Dans le panneau supérieur, SAINT-PIERRE apparait libre, accompagné par un ange semblant le guider tandis que dans le panneau inferieur est représenté le cachot vide, encadré par deux gardiens endormis, alors que les chaines ne retiennent plus prisonnier l’apôtre.

Ce vitrail illustre donc, avec clarté ces quelques versets des Actes des Apôtres, proclamés encore aujourd’hui lors de la ……………. des SAINTS PIERRE et PAUL. (Célébrée le 29 juin)

A cette époque, le roi Hérode Agrippa se mit à maltraiter certains membres de l’Eglise il supprima Jacques, frère de Jean, en le faisant décapiter. Voyant que cette mesure était bien vue des juifs, il décida une nouvelle arrestation, celle de Pierre. On était dans la semaine de la Pâque.

Il le fit saisir, emprisonner, et placer sous la garde de quatre escouades de quatre soldats ; il avait l’intention de le faire comparaitre en présence du peuple après la fête.
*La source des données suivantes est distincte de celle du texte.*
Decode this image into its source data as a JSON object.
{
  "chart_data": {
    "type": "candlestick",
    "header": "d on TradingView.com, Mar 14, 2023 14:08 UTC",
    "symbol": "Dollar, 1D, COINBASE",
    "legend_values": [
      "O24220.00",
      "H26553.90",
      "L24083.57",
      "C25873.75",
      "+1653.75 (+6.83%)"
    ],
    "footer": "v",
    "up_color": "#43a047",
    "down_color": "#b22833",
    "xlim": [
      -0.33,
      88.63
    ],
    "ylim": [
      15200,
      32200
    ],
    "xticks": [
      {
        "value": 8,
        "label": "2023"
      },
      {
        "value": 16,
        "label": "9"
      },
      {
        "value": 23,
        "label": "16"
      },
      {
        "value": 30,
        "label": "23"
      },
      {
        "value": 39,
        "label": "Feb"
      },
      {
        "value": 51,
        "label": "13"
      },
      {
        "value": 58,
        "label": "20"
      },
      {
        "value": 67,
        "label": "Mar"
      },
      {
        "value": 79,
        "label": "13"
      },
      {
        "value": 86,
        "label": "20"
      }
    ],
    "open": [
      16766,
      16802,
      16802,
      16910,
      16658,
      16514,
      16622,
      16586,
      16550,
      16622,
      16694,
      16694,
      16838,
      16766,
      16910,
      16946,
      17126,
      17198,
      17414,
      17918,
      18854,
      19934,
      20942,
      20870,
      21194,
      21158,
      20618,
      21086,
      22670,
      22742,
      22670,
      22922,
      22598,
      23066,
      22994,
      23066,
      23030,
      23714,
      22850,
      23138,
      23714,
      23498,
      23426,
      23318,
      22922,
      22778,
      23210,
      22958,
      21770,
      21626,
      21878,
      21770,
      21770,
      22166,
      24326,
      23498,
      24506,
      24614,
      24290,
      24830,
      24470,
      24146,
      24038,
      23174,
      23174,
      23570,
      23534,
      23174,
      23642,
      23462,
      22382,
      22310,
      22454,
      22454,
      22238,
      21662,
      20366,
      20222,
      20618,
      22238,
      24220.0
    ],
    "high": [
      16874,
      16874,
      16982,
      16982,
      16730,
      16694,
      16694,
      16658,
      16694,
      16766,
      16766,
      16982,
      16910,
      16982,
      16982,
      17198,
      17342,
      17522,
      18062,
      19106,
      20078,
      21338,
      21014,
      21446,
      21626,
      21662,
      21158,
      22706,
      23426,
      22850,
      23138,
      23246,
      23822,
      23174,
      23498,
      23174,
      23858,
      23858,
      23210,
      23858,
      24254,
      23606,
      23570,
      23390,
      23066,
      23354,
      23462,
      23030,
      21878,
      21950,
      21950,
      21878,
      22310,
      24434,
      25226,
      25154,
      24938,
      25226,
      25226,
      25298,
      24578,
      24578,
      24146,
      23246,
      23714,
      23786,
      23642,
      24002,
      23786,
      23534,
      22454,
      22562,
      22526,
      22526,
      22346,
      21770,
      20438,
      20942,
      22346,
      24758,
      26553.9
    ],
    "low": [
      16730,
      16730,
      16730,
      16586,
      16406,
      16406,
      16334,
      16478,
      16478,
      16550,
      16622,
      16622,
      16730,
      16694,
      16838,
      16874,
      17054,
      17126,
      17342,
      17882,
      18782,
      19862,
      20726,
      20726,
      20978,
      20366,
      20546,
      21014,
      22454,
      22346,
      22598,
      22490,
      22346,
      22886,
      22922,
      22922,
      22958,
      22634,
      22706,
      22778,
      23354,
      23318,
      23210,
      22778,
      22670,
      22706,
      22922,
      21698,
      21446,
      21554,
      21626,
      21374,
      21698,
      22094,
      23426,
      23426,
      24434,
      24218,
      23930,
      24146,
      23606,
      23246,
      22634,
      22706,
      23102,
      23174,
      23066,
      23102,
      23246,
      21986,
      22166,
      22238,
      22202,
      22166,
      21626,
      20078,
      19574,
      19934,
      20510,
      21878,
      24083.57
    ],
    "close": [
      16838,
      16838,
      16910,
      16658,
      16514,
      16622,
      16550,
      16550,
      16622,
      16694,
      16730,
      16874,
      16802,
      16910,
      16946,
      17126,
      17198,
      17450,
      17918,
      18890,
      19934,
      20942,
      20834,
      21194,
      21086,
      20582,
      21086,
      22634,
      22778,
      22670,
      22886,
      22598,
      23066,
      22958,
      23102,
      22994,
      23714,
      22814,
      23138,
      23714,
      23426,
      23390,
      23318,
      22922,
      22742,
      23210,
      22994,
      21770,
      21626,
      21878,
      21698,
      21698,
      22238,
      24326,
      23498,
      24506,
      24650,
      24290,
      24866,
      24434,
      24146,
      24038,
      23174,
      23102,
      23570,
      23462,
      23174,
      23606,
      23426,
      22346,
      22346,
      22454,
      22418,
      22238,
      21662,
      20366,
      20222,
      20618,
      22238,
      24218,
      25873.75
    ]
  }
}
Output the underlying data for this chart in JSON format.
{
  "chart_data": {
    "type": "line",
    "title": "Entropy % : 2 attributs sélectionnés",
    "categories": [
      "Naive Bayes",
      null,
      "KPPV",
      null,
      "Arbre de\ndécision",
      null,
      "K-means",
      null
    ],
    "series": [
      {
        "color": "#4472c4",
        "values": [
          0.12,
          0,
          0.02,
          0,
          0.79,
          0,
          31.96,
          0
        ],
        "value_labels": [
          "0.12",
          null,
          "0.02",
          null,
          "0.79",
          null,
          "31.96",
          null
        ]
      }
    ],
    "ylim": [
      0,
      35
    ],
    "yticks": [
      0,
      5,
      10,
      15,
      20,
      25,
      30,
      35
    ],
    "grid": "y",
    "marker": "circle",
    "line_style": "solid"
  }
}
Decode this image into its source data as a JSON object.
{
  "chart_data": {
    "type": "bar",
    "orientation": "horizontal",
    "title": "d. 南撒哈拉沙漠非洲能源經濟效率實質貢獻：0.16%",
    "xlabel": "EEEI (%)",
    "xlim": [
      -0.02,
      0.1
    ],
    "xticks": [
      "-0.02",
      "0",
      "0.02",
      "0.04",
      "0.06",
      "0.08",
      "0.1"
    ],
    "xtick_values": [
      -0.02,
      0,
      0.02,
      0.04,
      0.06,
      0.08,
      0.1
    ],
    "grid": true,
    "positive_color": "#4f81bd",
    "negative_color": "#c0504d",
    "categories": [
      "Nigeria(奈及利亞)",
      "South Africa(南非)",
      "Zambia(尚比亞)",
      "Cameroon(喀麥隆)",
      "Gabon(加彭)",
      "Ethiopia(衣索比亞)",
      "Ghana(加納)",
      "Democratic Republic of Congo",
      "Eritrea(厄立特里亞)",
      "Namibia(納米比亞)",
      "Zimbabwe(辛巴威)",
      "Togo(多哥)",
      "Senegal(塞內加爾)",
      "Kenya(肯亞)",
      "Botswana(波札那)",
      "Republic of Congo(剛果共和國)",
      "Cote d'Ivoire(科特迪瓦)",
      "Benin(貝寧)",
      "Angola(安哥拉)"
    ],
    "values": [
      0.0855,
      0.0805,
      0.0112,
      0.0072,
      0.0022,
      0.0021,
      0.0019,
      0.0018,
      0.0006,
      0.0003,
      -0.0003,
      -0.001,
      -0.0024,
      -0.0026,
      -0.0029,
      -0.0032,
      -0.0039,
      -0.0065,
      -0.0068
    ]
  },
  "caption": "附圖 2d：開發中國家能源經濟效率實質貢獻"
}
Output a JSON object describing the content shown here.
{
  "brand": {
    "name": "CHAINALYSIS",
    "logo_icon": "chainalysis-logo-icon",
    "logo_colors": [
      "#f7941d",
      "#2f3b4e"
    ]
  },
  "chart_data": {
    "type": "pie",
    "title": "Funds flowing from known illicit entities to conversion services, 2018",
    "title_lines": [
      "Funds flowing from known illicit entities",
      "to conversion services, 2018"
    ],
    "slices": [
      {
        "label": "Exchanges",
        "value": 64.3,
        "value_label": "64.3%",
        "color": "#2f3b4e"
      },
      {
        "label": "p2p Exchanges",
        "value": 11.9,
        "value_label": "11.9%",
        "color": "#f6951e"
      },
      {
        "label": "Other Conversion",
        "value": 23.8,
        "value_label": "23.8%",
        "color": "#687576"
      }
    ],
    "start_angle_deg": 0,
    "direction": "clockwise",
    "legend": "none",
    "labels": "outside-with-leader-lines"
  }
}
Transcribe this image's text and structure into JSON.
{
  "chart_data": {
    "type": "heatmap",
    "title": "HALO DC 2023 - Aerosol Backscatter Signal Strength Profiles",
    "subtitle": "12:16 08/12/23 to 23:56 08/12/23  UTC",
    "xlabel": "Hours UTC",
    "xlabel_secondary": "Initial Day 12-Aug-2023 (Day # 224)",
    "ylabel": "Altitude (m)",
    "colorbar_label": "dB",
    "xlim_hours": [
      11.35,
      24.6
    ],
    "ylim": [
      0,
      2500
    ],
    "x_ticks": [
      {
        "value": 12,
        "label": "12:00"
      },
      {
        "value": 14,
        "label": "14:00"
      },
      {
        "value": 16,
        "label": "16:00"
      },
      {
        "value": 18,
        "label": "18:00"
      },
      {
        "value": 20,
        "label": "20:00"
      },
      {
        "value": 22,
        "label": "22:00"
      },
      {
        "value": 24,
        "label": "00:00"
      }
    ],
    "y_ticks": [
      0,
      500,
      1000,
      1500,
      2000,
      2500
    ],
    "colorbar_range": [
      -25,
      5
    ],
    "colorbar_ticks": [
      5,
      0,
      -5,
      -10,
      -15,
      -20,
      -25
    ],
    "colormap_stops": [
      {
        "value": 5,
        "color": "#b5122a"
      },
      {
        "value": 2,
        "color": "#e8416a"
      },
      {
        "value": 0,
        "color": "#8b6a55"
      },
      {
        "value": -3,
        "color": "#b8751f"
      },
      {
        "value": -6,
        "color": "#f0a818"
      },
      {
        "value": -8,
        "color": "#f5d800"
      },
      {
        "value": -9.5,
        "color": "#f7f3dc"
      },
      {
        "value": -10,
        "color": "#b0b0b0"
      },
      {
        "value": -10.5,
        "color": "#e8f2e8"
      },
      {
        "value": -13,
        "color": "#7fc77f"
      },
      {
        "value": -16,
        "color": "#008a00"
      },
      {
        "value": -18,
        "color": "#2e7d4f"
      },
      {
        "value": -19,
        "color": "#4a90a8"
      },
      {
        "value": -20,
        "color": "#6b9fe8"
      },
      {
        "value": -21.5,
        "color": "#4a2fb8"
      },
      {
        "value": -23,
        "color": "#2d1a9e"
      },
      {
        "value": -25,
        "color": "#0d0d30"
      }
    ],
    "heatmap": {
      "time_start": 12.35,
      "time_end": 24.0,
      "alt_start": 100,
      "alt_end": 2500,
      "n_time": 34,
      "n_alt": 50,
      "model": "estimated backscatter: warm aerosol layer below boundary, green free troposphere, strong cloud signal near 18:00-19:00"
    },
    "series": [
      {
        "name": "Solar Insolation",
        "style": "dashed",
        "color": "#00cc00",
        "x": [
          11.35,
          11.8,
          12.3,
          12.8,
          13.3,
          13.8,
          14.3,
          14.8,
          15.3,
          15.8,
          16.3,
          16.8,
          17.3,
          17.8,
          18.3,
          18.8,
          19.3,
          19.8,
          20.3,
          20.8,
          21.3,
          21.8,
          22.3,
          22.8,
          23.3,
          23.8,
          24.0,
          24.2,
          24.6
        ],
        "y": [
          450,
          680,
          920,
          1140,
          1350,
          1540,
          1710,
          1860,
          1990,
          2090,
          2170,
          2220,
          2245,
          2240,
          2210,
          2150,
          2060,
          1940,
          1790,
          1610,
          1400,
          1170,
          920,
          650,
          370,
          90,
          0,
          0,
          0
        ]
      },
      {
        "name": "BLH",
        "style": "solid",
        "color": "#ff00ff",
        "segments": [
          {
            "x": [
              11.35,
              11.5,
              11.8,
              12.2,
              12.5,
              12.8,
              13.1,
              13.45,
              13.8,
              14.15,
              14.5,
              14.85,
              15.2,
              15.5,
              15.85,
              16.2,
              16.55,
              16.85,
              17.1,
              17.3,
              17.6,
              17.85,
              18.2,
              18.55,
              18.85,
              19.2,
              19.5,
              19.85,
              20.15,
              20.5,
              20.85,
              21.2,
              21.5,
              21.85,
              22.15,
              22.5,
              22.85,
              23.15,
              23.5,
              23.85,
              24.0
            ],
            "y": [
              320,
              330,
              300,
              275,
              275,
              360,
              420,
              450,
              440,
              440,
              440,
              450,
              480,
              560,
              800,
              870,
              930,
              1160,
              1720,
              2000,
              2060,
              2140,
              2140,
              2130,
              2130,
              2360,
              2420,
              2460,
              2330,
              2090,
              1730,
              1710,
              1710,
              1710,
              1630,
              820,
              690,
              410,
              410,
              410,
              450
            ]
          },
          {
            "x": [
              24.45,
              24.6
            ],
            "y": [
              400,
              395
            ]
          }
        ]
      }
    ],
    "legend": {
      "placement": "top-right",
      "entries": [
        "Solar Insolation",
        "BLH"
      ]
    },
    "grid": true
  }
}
Tandis que Pierre était ainsi détenu, l’Eglise priait pour lui devant Dieu avec insistance. Hérode allait le faire comparaitre ; la nuit précédente, Pierre dormait entre deux soldats ; il était attaché avec des chaines et devant sa porte, des sentinelles montaient la garde.

Tout à coup surgit l’ange du Seigneur, et une lumière brilla dans la cellule. L’ange secoua Pierre, le réveilla et lui dit “lève-toi vite“. Les chaines tombèrent de ses mains, alors l’ange lui dit “mets ta ceinture et tes sandales“. Pierre obéit, et l’ange ajouta ; “mets ton manteau et suis-moi“.

Il sortit derrière lui, mais, ce qui lui arrivait grâce à l’ange, il ne se rendait pas compte que c’était vrai, Il s’imaginait que c’était une vision. Passant devant un premier poste de garde puis devant un second, ils arrivèrent à la porte de fer donnant sur la ville. Elle s’ouvrit toute seule devant eux. Une fois dehors, ils marchèrent dans la rue, puis brusquement, l’ange le quitte. Alors Pierre revint à lui, et il dit “maintenant je me rends compte que c’est vrai : le Seigneur a envoyé son ange, et il m’a arraché aux mains d’Hérode et au sort que me souhaitait le peuple Juifs. (Lecture du livre des actes des Apôtres. Chapitre 12. Verset 1-11).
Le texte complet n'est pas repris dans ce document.